Civil society groups blasted the G20 draft declaration for failing to take action on hunger, not strengthening efforts to fund development, and losing sight of an earlier commitment to provide $100bn in climate financing by 2023.
"The G20 is merely repeating old commitments from previous years or noting developments elsewhere, rather than taking on leadership themselves," said Friederike Roder of the group Global Citizen.
"Fifty million people are at the brink of starvation as we speak. There is no time for the G20 to issue calls to action - they are the ones who have to act."
Leaders mingled at a gala dinner this evening, many wearing traditional Indonesian batik shirts. Host Widodo quipped that he hoped the food was not too spicy for foreigners.
Mr Biden, however, missed the meal. "It's been a long day and he has other matters he needed to attend to," a White House official said.

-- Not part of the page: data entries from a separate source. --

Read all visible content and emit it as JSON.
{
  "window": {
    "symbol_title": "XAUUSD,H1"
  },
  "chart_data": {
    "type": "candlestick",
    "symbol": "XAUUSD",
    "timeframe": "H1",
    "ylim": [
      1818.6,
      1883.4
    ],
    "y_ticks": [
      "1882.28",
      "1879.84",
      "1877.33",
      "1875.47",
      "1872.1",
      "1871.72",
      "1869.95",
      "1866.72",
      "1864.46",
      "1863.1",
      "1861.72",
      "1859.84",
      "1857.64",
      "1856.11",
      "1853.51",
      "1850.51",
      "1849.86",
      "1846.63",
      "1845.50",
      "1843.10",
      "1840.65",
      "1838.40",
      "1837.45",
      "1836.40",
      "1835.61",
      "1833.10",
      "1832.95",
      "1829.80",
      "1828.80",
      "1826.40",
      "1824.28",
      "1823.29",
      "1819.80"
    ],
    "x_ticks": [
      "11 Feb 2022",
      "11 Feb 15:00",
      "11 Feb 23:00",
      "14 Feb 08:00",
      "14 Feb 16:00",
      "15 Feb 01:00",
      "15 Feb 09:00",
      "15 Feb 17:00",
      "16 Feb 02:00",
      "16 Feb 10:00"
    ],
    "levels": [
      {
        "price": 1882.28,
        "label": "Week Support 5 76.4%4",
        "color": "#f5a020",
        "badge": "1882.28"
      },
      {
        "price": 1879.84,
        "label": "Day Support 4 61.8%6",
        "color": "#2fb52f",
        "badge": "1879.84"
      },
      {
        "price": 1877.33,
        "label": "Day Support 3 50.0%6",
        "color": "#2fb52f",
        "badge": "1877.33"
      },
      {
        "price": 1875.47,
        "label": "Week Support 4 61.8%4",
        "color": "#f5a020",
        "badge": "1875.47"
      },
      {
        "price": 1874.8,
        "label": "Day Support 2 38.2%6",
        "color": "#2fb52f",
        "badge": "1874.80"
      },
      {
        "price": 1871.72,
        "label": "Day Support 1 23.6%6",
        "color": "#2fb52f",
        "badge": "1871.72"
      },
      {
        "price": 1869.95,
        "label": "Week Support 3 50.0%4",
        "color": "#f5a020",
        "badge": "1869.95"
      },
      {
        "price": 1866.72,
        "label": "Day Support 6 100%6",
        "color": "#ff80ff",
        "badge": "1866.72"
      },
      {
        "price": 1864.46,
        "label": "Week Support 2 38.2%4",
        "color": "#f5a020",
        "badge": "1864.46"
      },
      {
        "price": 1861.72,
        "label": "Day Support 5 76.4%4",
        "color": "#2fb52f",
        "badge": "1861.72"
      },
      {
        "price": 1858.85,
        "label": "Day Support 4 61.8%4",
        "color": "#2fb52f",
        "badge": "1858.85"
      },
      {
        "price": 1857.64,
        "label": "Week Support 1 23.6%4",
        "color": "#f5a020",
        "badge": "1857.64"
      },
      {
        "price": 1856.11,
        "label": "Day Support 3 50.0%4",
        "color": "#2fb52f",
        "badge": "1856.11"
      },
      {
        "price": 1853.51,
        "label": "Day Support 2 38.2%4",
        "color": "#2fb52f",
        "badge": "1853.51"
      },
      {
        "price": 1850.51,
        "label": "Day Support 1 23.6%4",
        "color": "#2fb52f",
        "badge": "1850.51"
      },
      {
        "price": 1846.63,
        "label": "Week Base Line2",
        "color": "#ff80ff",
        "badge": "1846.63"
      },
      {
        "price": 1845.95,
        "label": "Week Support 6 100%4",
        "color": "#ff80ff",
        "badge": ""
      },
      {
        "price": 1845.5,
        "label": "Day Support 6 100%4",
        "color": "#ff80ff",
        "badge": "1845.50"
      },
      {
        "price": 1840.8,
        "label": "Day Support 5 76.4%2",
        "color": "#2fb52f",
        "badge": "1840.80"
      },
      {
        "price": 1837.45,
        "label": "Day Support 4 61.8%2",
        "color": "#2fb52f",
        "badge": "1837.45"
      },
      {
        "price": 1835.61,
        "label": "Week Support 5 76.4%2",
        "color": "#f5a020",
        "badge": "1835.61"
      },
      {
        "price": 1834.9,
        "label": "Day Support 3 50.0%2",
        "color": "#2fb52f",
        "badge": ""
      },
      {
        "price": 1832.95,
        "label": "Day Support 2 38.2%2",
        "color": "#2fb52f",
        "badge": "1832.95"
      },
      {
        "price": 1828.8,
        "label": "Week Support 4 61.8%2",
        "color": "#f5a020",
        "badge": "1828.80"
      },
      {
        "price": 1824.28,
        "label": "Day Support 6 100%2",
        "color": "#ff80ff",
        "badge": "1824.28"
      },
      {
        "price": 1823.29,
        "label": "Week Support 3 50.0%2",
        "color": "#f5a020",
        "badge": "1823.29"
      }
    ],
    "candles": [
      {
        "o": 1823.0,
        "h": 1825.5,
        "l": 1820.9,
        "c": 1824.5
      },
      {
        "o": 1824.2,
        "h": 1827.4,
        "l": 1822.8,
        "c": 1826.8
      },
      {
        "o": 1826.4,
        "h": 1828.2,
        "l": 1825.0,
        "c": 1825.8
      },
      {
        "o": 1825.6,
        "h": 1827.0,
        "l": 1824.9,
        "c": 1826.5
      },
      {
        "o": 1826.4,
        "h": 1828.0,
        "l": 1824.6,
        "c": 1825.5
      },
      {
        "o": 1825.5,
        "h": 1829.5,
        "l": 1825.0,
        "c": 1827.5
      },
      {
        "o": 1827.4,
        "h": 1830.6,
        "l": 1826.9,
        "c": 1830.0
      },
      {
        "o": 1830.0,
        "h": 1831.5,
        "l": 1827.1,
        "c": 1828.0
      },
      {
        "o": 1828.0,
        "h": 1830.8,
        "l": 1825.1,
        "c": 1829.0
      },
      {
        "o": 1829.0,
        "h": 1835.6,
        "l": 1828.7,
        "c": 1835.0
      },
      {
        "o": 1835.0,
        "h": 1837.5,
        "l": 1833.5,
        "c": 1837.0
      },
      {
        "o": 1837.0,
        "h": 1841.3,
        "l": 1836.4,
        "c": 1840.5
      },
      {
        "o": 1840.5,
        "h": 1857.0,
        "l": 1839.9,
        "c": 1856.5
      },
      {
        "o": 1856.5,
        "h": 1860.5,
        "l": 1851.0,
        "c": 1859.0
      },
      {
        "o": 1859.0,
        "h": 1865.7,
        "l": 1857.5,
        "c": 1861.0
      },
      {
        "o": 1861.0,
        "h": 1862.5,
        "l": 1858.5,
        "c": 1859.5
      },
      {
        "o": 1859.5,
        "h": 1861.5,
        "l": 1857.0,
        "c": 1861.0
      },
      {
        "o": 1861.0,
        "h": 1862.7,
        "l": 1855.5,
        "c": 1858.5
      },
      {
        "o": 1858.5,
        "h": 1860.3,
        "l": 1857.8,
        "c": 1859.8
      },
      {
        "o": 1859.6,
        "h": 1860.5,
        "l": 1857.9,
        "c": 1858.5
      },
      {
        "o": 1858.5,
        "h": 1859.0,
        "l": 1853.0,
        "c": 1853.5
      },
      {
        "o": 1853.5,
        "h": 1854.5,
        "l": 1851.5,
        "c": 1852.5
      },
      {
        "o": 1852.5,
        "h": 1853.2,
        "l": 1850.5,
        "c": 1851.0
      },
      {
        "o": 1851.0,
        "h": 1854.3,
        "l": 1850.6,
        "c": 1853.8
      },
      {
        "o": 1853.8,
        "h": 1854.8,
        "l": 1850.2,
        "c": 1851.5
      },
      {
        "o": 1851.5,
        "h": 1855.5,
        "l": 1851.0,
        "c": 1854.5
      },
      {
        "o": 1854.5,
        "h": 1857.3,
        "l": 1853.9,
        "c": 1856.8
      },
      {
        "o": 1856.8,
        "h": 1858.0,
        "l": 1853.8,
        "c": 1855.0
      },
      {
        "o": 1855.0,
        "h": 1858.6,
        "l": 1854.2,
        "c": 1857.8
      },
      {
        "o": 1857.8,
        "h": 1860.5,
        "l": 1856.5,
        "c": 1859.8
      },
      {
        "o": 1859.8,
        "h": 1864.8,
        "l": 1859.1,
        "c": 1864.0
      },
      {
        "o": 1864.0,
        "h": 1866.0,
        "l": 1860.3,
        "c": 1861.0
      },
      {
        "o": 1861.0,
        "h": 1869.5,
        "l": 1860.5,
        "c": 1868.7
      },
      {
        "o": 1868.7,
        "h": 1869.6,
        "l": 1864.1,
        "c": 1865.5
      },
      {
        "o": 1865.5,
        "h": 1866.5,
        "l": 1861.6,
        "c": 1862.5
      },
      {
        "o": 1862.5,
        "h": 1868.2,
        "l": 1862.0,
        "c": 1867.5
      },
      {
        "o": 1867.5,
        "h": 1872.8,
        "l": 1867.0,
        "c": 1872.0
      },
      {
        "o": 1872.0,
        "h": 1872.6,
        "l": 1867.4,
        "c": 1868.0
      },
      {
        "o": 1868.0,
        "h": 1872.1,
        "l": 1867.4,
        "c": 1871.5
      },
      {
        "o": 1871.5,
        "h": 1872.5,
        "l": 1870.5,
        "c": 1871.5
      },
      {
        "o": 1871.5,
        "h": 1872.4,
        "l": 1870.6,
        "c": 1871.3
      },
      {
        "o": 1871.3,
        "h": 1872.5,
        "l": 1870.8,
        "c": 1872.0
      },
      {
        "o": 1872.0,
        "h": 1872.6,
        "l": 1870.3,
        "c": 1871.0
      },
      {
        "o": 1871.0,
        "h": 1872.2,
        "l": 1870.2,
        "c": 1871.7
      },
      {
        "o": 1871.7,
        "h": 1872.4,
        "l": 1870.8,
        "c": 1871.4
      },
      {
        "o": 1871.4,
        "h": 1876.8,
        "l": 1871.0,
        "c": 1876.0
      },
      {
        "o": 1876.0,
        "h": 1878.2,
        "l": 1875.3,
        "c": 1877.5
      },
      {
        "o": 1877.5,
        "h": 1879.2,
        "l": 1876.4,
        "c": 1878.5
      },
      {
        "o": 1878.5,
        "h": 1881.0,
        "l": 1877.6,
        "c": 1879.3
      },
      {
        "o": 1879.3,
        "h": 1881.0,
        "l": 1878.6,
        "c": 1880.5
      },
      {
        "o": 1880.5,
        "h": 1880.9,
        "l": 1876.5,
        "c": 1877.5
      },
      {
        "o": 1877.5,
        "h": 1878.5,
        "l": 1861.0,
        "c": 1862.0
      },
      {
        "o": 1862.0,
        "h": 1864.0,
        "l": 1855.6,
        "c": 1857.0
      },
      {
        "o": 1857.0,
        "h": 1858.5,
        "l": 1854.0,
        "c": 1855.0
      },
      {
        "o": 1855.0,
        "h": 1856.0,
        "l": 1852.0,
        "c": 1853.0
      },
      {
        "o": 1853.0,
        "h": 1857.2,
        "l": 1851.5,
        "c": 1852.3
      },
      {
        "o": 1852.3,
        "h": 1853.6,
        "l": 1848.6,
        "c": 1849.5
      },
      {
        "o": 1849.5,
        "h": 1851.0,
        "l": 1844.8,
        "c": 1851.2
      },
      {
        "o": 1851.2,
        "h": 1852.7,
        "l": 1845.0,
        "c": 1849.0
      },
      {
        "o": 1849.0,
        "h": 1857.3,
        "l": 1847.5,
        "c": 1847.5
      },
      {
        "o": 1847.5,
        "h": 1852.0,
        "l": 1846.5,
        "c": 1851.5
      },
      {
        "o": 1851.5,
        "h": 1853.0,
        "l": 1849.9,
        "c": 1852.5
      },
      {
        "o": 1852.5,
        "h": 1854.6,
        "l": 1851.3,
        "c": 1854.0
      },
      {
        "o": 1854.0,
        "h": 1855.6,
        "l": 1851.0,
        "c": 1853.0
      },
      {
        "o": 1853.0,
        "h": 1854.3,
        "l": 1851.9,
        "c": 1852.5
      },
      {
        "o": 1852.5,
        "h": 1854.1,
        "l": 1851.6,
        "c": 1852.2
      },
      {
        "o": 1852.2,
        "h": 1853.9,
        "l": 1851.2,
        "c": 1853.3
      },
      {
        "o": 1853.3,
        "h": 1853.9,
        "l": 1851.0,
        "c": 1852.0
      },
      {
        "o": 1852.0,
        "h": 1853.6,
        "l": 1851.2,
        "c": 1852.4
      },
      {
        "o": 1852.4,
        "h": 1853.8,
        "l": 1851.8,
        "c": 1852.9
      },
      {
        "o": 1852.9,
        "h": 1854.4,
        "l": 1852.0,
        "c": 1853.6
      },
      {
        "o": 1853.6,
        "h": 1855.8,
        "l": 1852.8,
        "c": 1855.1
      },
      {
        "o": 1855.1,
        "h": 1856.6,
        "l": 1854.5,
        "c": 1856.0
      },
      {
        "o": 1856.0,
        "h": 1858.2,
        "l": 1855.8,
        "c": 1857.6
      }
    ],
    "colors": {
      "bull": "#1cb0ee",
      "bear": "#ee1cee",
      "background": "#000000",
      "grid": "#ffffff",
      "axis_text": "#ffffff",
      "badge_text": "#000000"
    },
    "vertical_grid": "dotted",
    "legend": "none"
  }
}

Cambodian Prime Minister Hun Sen expressed concern for the health of other world leaders - including Mr Biden - after a positive Covid-19 test forced him to return home early.
FIFA appeals for World Cup ceasefire in Ukraine
The president of the world football body FIFA today called for a one-month ceasefire in Ukraine to mark the World Cup, saying sport could bring people together.
FIFA president Gianni Infantino, addressing leaders of the Group of 20 major economies gathered in Bali, said the World Cup opening Sunday in Qatar could serve as a "positive trigger" in the nearly nine-month Russian invasion of Ukraine.
"My plea to all of you is to think of a temporary ceasefire for one month for the duration of the World Cup," he told a G20 lunch for the leaders.
If not a full ceasefire, there can be "the implementation of some humanitarian corridors or anything that could lead to the resumption of dialogue," he said.
Describing football as a unifier, he pointed out that Russia had hosted the 2018 World Cup and that Ukraine is submitting a joint bid with Spain and Portugal for 2030.
"We are not naive to believe that football can solve the world's problems," Mr Infantino said.
But the World Cup offered a "unique platform," he said, as an estimated five billion people - more than half of humanity - are expected to watch on television.
"Let's take this opportunity to do everything we can to start putting an end to all conflicts," he said.